Ukrainian chaplain: ‘Every Sunday I hear of war deaths’

Ukrainian chaplain: ‘Every Sunday I hear of war deaths’ A bird sits on a cross amid newly made graves at a cemetery near Mariupol, Ukraine. Photo: CNS

Chaplain to the Ukrainian community in Ireland Fr Vasyl Kornitsky has said that “every single Sunday” he hears from members of his congregation about family members who’ve died in Ukraine, and that the ongoing war is “affecting everyone”.

This comes following the news that the community of Carrick-on-Shannon in Co. Leitrim are rallying around 18-year old Ukrainian Kateryna whose family were killed by Russian shelling over the weekend.

The bombs killed her mother Olesya, 39, her stepfather Dmitro, her 11-year-old brother Artem, and her newborn sister Sophia who was just 23 days old. Only her 16-year-old sister escaped as she was at their grandmother’s house at the time.

Speaking to The Irish Catholic newspaper, Fr Kornitsky said that “it doesn’t matter whether you live in Ukraine or outside of Ukraine because in one way or another we all have family members back home,” and so everyone in the Ukrainian community in Ireland continues to be affected.

“Some family members are fighting at the moment, we have people who get killed. We have people who lose someone in Ukraine. We have people who can’t leave the country because they’re living in occupied territory,” he said.

“Every single Sunday after Mass I have people come up to me after Mass to tell me, ‘This person has died,’ ‘This person was killed but there is no one to bury the body in Ukraine’.

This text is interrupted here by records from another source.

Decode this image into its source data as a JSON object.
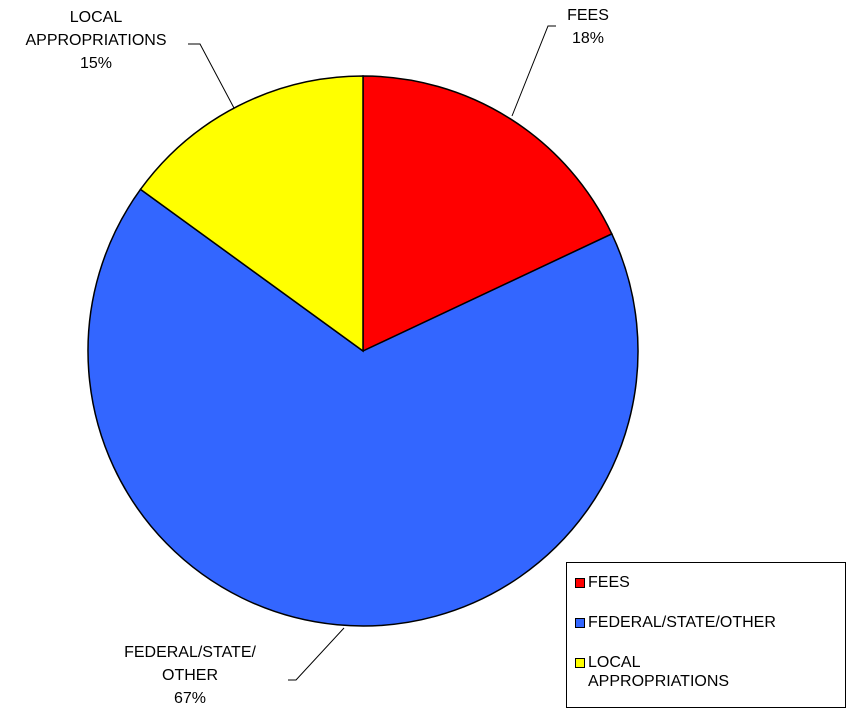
{
  "chart_data": {
    "type": "pie",
    "title": "",
    "start_angle_deg": 0,
    "direction": "clockwise",
    "slices": [
      {
        "name": "FEES",
        "value": 18,
        "label": "FEES\n18%",
        "color": "#ff0000"
      },
      {
        "name": "FEDERAL/STATE/OTHER",
        "value": 67,
        "label": "FEDERAL/STATE/\nOTHER\n67%",
        "color": "#3366ff"
      },
      {
        "name": "LOCAL APPROPRIATIONS",
        "value": 15,
        "label": "LOCAL\nAPPROPRIATIONS\n15%",
        "color": "#ffff00"
      }
    ],
    "legend": {
      "placement": "bottom-right",
      "entries": [
        {
          "label": "FEES",
          "color": "#ff0000"
        },
        {
          "label": "FEDERAL/STATE/OTHER",
          "color": "#3366ff"
        },
        {
          "label": "LOCAL\nAPPROPRIATIONS",
          "color": "#ffff00"
        }
      ]
    }
  }
}
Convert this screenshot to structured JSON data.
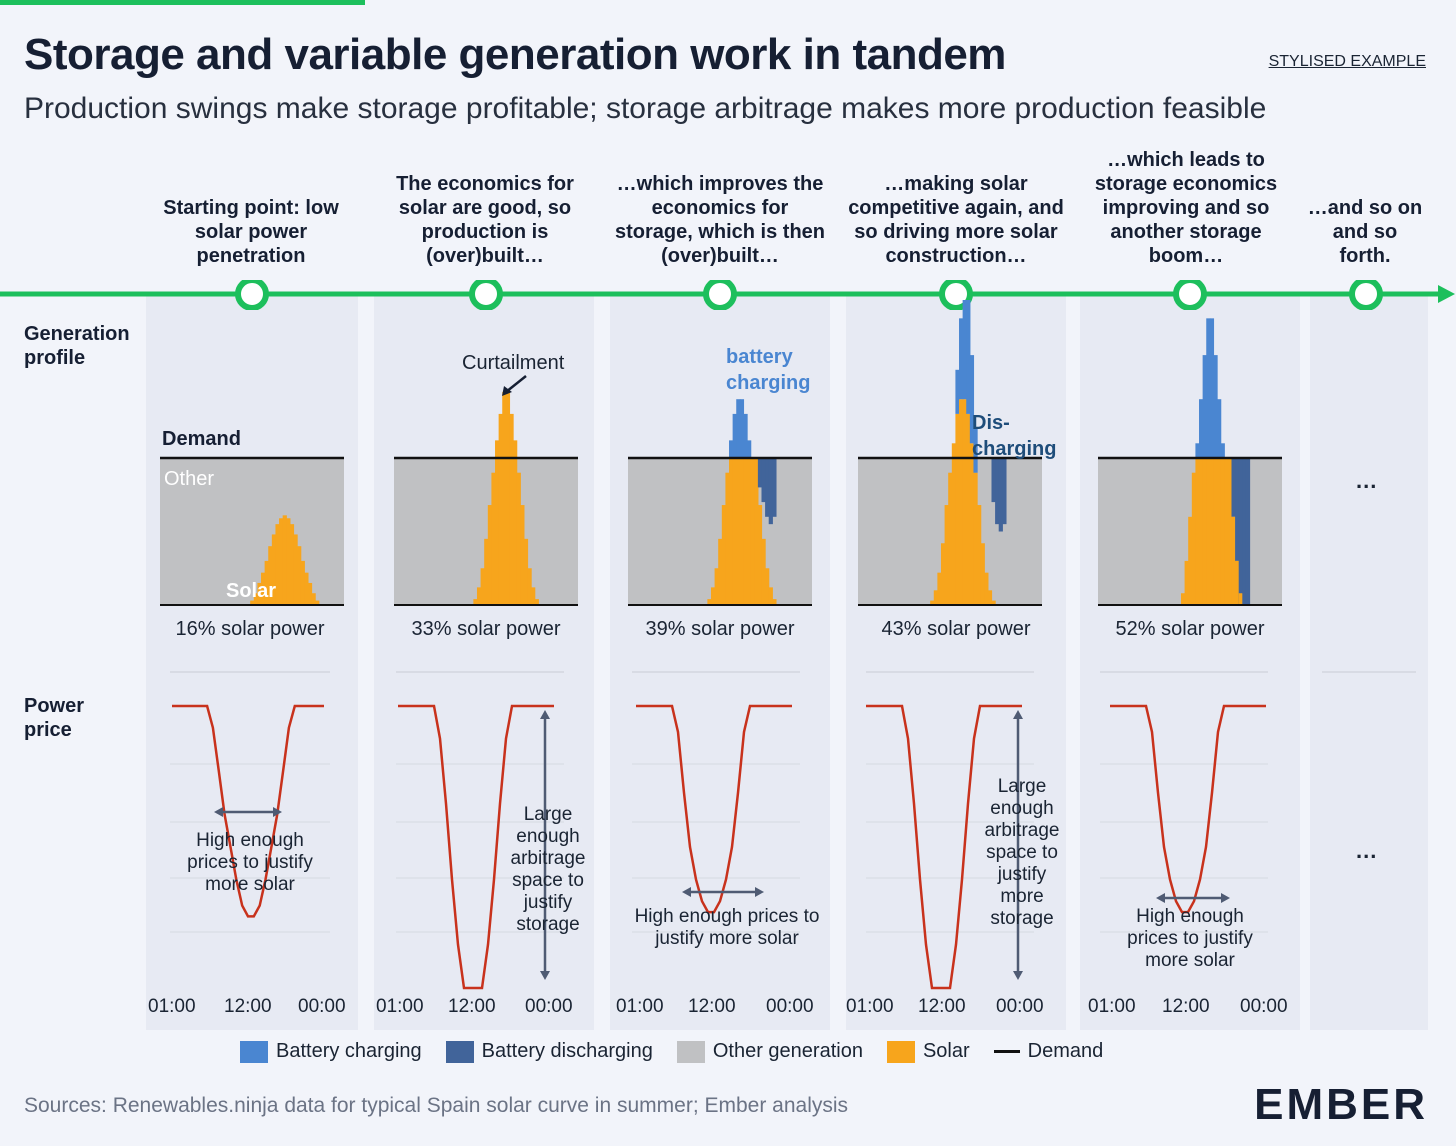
{
  "header": {
    "title": "Storage and variable generation work in tandem",
    "subtitle": "Production swings make storage profitable; storage arbitrage makes more production feasible",
    "tag": "STYLISED EXAMPLE"
  },
  "row_labels": {
    "generation": "Generation profile",
    "price": "Power price"
  },
  "steps": [
    "Starting point: low solar power penetration",
    "The economics for solar are good, so production is (over)built…",
    "…which improves the economics for storage, which is then (over)built…",
    "…making solar competitive again, and so driving more solar construction…",
    "…which leads to storage economics improving and so another storage boom…",
    "…and so on and so forth."
  ],
  "panel_labels": {
    "demand": "Demand",
    "other": "Other",
    "solar": "Solar",
    "curtailment": "Curtailment",
    "battery_charging": "battery charging",
    "discharging": "Dis-charging"
  },
  "ellipsis": "...",
  "annotations": {
    "p1": "High enough prices to justify more solar",
    "p2": "Large enough arbitrage space to justify storage",
    "p3": "High enough prices to justify more solar",
    "p4": "Large enough arbitrage space to justify more storage",
    "p5": "High enough prices to justify more solar"
  },
  "time_ticks": [
    "01:00",
    "12:00",
    "00:00"
  ],
  "legend": [
    "Battery charging",
    "Battery discharging",
    "Other generation",
    "Solar",
    "Demand"
  ],
  "colors": {
    "battery_charging": "#4a86d1",
    "battery_discharging": "#41649a",
    "other": "#c0c1c3",
    "solar": "#f7a51c",
    "demand": "#111111",
    "price": "#c8321c",
    "timeline": "#1dbf5c"
  },
  "source": "Sources: Renewables.ninja data for typical Spain solar curve in summer; Ember analysis",
  "logo": "EMBER",
  "chart_data": [
    {
      "type": "area",
      "title": "Starting point: low solar power penetration",
      "solar_share_label": "16% solar power",
      "demand": 100,
      "solar": [
        0,
        0,
        0,
        0,
        0,
        0,
        0,
        0,
        0,
        0,
        0,
        0,
        0,
        0,
        0,
        0,
        0,
        0,
        0,
        0,
        0,
        0,
        0,
        0,
        0,
        3,
        8,
        15,
        22,
        30,
        40,
        48,
        55,
        59,
        61,
        59,
        55,
        48,
        40,
        30,
        22,
        15,
        8,
        3,
        0,
        0,
        0,
        0,
        0,
        0,
        0
      ],
      "battery_charging": [],
      "battery_discharging": [],
      "price": [
        100,
        100,
        100,
        100,
        100,
        100,
        100,
        90,
        70,
        50,
        35,
        20,
        8,
        3,
        3,
        8,
        20,
        35,
        50,
        70,
        90,
        100,
        100,
        100,
        100,
        100,
        100
      ]
    },
    {
      "type": "area",
      "title": "The economics for solar are good, so production is (over)built…",
      "solar_share_label": "33% solar power",
      "demand": 100,
      "solar": [
        0,
        0,
        0,
        0,
        0,
        0,
        0,
        0,
        0,
        0,
        0,
        0,
        0,
        0,
        0,
        0,
        0,
        0,
        0,
        0,
        0,
        0,
        4,
        12,
        25,
        45,
        68,
        90,
        112,
        130,
        145,
        145,
        130,
        112,
        90,
        68,
        45,
        25,
        12,
        4,
        0,
        0,
        0,
        0,
        0,
        0,
        0,
        0,
        0,
        0,
        0
      ],
      "curtailment_visible": true,
      "battery_charging": [],
      "battery_discharging": [],
      "price": [
        100,
        100,
        100,
        100,
        100,
        100,
        100,
        85,
        55,
        20,
        -10,
        -30,
        -30,
        -30,
        -30,
        -10,
        20,
        55,
        85,
        100,
        100,
        100,
        100,
        100,
        100,
        100,
        100
      ]
    },
    {
      "type": "area",
      "title": "…which improves the economics for storage, which is then (over)built…",
      "solar_share_label": "39% solar power",
      "demand": 100,
      "solar": [
        0,
        0,
        0,
        0,
        0,
        0,
        0,
        0,
        0,
        0,
        0,
        0,
        0,
        0,
        0,
        0,
        0,
        0,
        0,
        0,
        0,
        0,
        4,
        12,
        25,
        45,
        68,
        90,
        100,
        100,
        100,
        100,
        100,
        100,
        100,
        100,
        68,
        45,
        25,
        12,
        4,
        0,
        0,
        0,
        0,
        0,
        0,
        0,
        0,
        0,
        0
      ],
      "battery_charging": [
        0,
        0,
        0,
        0,
        0,
        0,
        0,
        0,
        0,
        0,
        0,
        0,
        0,
        0,
        0,
        0,
        0,
        0,
        0,
        0,
        0,
        0,
        0,
        0,
        0,
        0,
        0,
        0,
        12,
        30,
        40,
        40,
        30,
        12,
        0,
        0,
        0,
        0,
        0,
        0,
        0,
        0,
        0,
        0,
        0,
        0,
        0,
        0,
        0,
        0,
        0
      ],
      "battery_discharging": [
        0,
        0,
        0,
        0,
        0,
        0,
        0,
        0,
        0,
        0,
        0,
        0,
        0,
        0,
        0,
        0,
        0,
        0,
        0,
        0,
        0,
        0,
        0,
        0,
        0,
        0,
        0,
        0,
        0,
        0,
        0,
        0,
        0,
        0,
        0,
        0,
        20,
        30,
        40,
        45,
        40,
        0,
        0,
        0,
        0,
        0,
        0,
        0,
        0,
        0,
        0
      ],
      "price": [
        100,
        100,
        100,
        100,
        100,
        100,
        100,
        88,
        60,
        35,
        20,
        10,
        5,
        5,
        10,
        20,
        35,
        60,
        88,
        100,
        100,
        100,
        100,
        100,
        100,
        100,
        100
      ]
    },
    {
      "type": "area",
      "title": "…making solar competitive again, and so driving more solar construction…",
      "solar_share_label": "43% solar power",
      "demand": 100,
      "solar": [
        0,
        0,
        0,
        0,
        0,
        0,
        0,
        0,
        0,
        0,
        0,
        0,
        0,
        0,
        0,
        0,
        0,
        0,
        0,
        0,
        3,
        10,
        22,
        42,
        68,
        90,
        110,
        130,
        140,
        140,
        130,
        110,
        90,
        68,
        42,
        22,
        10,
        3,
        0,
        0,
        0,
        0,
        0,
        0,
        0,
        0,
        0,
        0,
        0,
        0,
        0
      ],
      "battery_charging": [
        0,
        0,
        0,
        0,
        0,
        0,
        0,
        0,
        0,
        0,
        0,
        0,
        0,
        0,
        0,
        0,
        0,
        0,
        0,
        0,
        0,
        0,
        0,
        0,
        0,
        0,
        0,
        30,
        55,
        80,
        90,
        60,
        30,
        0,
        0,
        0,
        0,
        0,
        0,
        0,
        0,
        0,
        0,
        0,
        0,
        0,
        0,
        0,
        0,
        0,
        0
      ],
      "battery_discharging": [
        0,
        0,
        0,
        0,
        0,
        0,
        0,
        0,
        0,
        0,
        0,
        0,
        0,
        0,
        0,
        0,
        0,
        0,
        0,
        0,
        0,
        0,
        0,
        0,
        0,
        0,
        0,
        0,
        0,
        0,
        0,
        0,
        0,
        0,
        0,
        0,
        0,
        30,
        45,
        50,
        45,
        0,
        0,
        0,
        0,
        0,
        0,
        0,
        0,
        0,
        0
      ],
      "price": [
        100,
        100,
        100,
        100,
        100,
        100,
        100,
        85,
        55,
        20,
        -10,
        -30,
        -30,
        -30,
        -30,
        -10,
        20,
        55,
        85,
        100,
        100,
        100,
        100,
        100,
        100,
        100,
        100
      ]
    },
    {
      "type": "area",
      "title": "…which leads to storage economics improving and so another storage boom…",
      "solar_share_label": "52% solar power",
      "demand": 100,
      "solar": [
        0,
        0,
        0,
        0,
        0,
        0,
        0,
        0,
        0,
        0,
        0,
        0,
        0,
        0,
        0,
        0,
        0,
        0,
        0,
        0,
        0,
        0,
        0,
        8,
        30,
        60,
        90,
        100,
        100,
        100,
        100,
        100,
        100,
        100,
        100,
        100,
        100,
        60,
        30,
        8,
        0,
        0,
        0,
        0,
        0,
        0,
        0,
        0,
        0,
        0,
        0
      ],
      "battery_charging": [
        0,
        0,
        0,
        0,
        0,
        0,
        0,
        0,
        0,
        0,
        0,
        0,
        0,
        0,
        0,
        0,
        0,
        0,
        0,
        0,
        0,
        0,
        0,
        0,
        0,
        0,
        0,
        10,
        40,
        70,
        95,
        95,
        70,
        40,
        10,
        0,
        0,
        0,
        0,
        0,
        0,
        0,
        0,
        0,
        0,
        0,
        0,
        0,
        0,
        0,
        0
      ],
      "battery_discharging": [
        0,
        0,
        0,
        0,
        0,
        0,
        0,
        0,
        0,
        0,
        0,
        0,
        0,
        0,
        0,
        0,
        0,
        0,
        0,
        0,
        0,
        0,
        0,
        0,
        0,
        0,
        0,
        0,
        0,
        0,
        0,
        0,
        0,
        0,
        0,
        0,
        0,
        40,
        70,
        100,
        100,
        100,
        0,
        0,
        0,
        0,
        0,
        0,
        0,
        0,
        0
      ],
      "price": [
        100,
        100,
        100,
        100,
        100,
        100,
        100,
        88,
        60,
        35,
        20,
        10,
        5,
        5,
        10,
        20,
        35,
        60,
        88,
        100,
        100,
        100,
        100,
        100,
        100,
        100,
        100
      ]
    }
  ]
}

“That has such a huge effect on the people here, who can’t go back home, and there is no one to bury the body. Every single Sunday we have people, soldiers who are killed and their mum is here. The war in Ukraine effects everyone in different ways,” Fr Kornitsky said.

The importance of the Catholic community has become clear to the Ukrainians of Ireland, Fr Kornitsky said, because “if you’re in pain or traumatised by the war, you need a community”.

“That’s why after each Sunday Mass we organise coffee and tea. That social aspect is very important, for people to get together and talk and share. It’s so important, especially in these times, for us to stick together, to be together, to pray together.”